The leader of the World Anti-Doping Agency challenged countries to model their drug-fighting efforts after the United States, where sports leaders and law enforcement have worked together since the BALCO scandal to catch cheaters.
In a speech to the Association of National Anti-Doping Organisations, WADA general director David Howman outlined the challenges facing anti-doping forces - including an underworld drug culture rife with black-market pharmaceuticals and increased efforts to skirt newly developing biological passport testing.
Howman said countries should learn from the US government, which has teamed with the US Anti-Doping Agency to arrest, indict and convict several high-profile athletes.
"The challenge I gave them was, try to be as good as the United States," Howman said.
"You look at USADA and the way they partner up with enforcement agencies. You see they're not scared to do the hard work. They're not scared to look at high-profile athletes who might be caught. These kind of doping issues aren't present only in the United States. It's a global issue."
Accused athletes who used drugs
Many of the biggest US names accused of using performance-enhancing drugs - including sprinters Marion Jones and Tim Montgomery, and baseball players Barry Bonds and Roger Clemens - passed drug tests but got entangled in the legal system as a result of investigations run by federal authorities.
Jones and Montgomery have been convicted while Bonds and Clemens have been indicted but have pleaded not guilty and haven't gone to trial.
The collaboration between government and anti-doping authorities became well-known during the BALCO scandal - the federal probe into the Bay Area Laboratory Co-Operative that produced evidence against dozens of athletes.
Currently underway is a federal investigation into cycling that appears pointed at seven-time Tour de France winner Lance Armstrong. Armstrong has repeatedly denied allegations that he has taken performance-enhancing drugs.
Federal investigations such as BALCO, however, go well beyond whether athletes pass or fail drug tests and try to find evidence of drug distribution, money laundering and systemic fraud and corruption. Jones, for example, was convicted of lying to federal agents, while Montgomery went to prison for his role in a check-kiting scheme.
"The message is, you've got to use what tools you have," said Graeme Steel, the president of ANADO, who also serves as CEO of New Zealand's anti-doping agency. "Anybody who knows anything about this would understand that testing is far from a perfect tool.
Drug tests can be beaten
It's an important tool and it will catch athletes from time to time. But over time, they've proven they can beat it, and the response has been, we need different, sometimes more powerful tools and allies."
More than 25 countries sent executives from their anti-doping agencies to the annual meeting, held this year in Colorado Springs, where USADA is headquartered. Howman said he was using his speech to "provoke" leaders into re-examining the way they do business.
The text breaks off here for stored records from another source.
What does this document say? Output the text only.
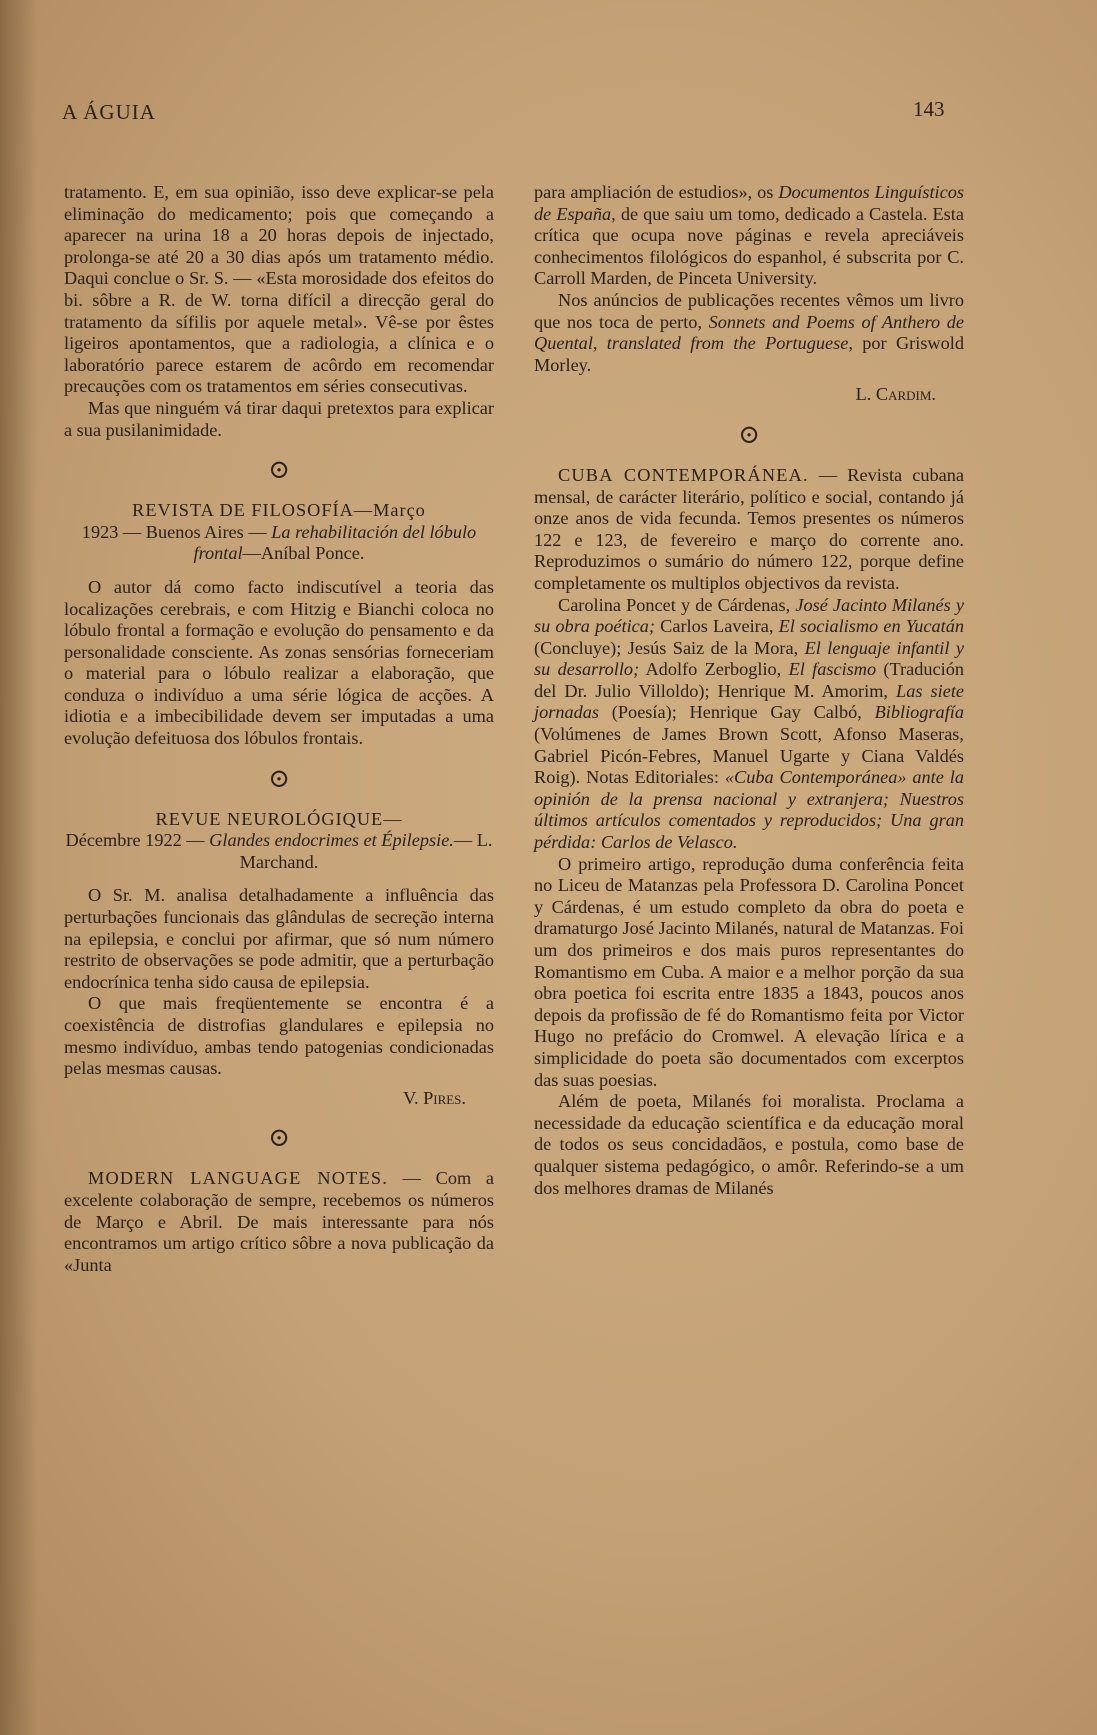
A ÁGUIA	143

tratamento. E, em sua opinião, isso deve explicar-se pela eliminação do medicamento; pois que começando a aparecer na urina 18 a 20 horas depois de injectado, prolonga-se até 20 a 30 dias após um tratamento médio. Daqui conclue o Sr. S. — «Esta morosidade dos efeitos do bi. sôbre a R. de W. torna difícil a direcção geral do tratamento da sífilis por aquele metal». Vê-se por êstes ligeiros apontamentos, que a radiologia, a clínica e o laboratório parece estarem de acôrdo em recomendar precauções com os tratamentos em séries consecutivas.

Mas que ninguém vá tirar daqui pretextos para explicar a sua pusilanimidade.

⊙
REVISTA DE FILOSOFÍA—Março
1923 — Buenos Aires — La rehabilitación del lóbulo frontal—Aníbal Ponce.

O autor dá como facto indiscutível a teoria das localizações cerebrais, e com Hitzig e Bianchi coloca no lóbulo frontal a formação e evolução do pensamento e da personalidade consciente. As zonas sensórias forneceriam o material para o lóbulo realizar a elaboração, que conduza o indivíduo a uma série lógica de acções. A idiotia e a imbecibilidade devem ser imputadas a uma evolução defeituosa dos lóbulos frontais.

⊙
REVUE NEUROLÓGIQUE—
Décembre 1922 — Glandes endocrimes et Épilepsie.— L. Marchand.

O Sr. M. analisa detalhadamente a influência das perturbações funcionais das glândulas de secreção interna na epilepsia, e conclui por afirmar, que só num número restrito de observações se pode admitir, que a perturbação endocrínica tenha sido causa de epilepsia.

O que mais freqüentemente se encontra é a coexistência de distrofias glandulares e epilepsia no mesmo indivíduo, ambas tendo patogenias condicionadas pelas mesmas causas.

V. Pires.
⊙

MODERN LANGUAGE NOTES. — Com a excelente colaboração de sempre, recebemos os números de Março e Abril. De mais interessante para nós encontramos um artigo crítico sôbre a nova publicação da «Junta

para ampliación de estudios», os Documentos Linguísticos de España, de que saiu um tomo, dedicado a Castela. Esta crítica que ocupa nove páginas e revela apreciáveis conhecimentos filológicos do espanhol, é subscrita por C. Carroll Marden, de Pinceta University.

Nos anúncios de publicações recentes vêmos um livro que nos toca de perto, Sonnets and Poems of Anthero de Quental, translated from the Portuguese, por Griswold Morley.

L. Cardim.
⊙

CUBA CONTEMPORÁNEA. — Revista cubana mensal, de carácter literário, político e social, contando já onze anos de vida fecunda. Temos presentes os números 122 e 123, de fevereiro e março do corrente ano. Reproduzimos o sumário do número 122, porque define completamente os multiplos objectivos da revista.

Carolina Poncet y de Cárdenas, José Jacinto Milanés y su obra poética; Carlos Laveira, El socialismo en Yucatán (Concluye); Jesús Saiz de la Mora, El lenguaje infantil y su desarrollo; Adolfo Zerboglio, El fascismo (Tradución del Dr. Julio Villoldo); Henrique M. Amorim, Las siete jornadas (Poesía); Henrique Gay Calbó, Bibliografía (Volúmenes de James Brown Scott, Afonso Maseras, Gabriel Picón-Febres, Manuel Ugarte y Ciana Valdés Roig). Notas Editoriales: «Cuba Contemporánea» ante la opinión de la prensa nacional y extranjera; Nuestros últimos artículos comentados y reproducidos; Una gran pérdida: Carlos de Velasco.

O primeiro artigo, reprodução duma conferência feita no Liceu de Matanzas pela Professora D. Carolina Poncet y Cárdenas, é um estudo completo da obra do poeta e dramaturgo José Jacinto Milanés, natural de Matanzas. Foi um dos primeiros e dos mais puros representantes do Romantismo em Cuba. A maior e a melhor porção da sua obra poetica foi escrita entre 1835 a 1843, poucos anos depois da profissão de fé do Romantismo feita por Victor Hugo no prefácio do Cromwel. A elevação lírica e a simplicidade do poeta são documentados com excerptos das suas poesias.

Além de poeta, Milanés foi moralista. Proclama a necessidade da educação scientífica e da educação moral de todos os seus concidadãos, e postula, como base de qualquer sistema pedagógico, o amôr. Referindo-se a um dos melhores dramas de Milanés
Among the tough questions he posed were:
Could there be incentives for national anti-doping agencies to not catch cheats, because catching them prevents countries from boasting spotless records?
What are countries doing to combat black-market drug sales that he estimates could make up 25% of the pharmaceutical industry?
Has the advent of sophisticated "biological passports" - a testing system that gauges athletes against their own baseline readings instead of standardised numbers - actually served to create more effective and sophisticated cheaters?
Howman and Steele agree that law enforcement can help tackle these problems and asking for help shouldn't be viewed as a sign of weakness of a country's anti-doping programme.
"It's not a negative," Steele said. "It's anti-doping recognising the limitations of the old-style programs and bringing on board the extra armoury that's needed."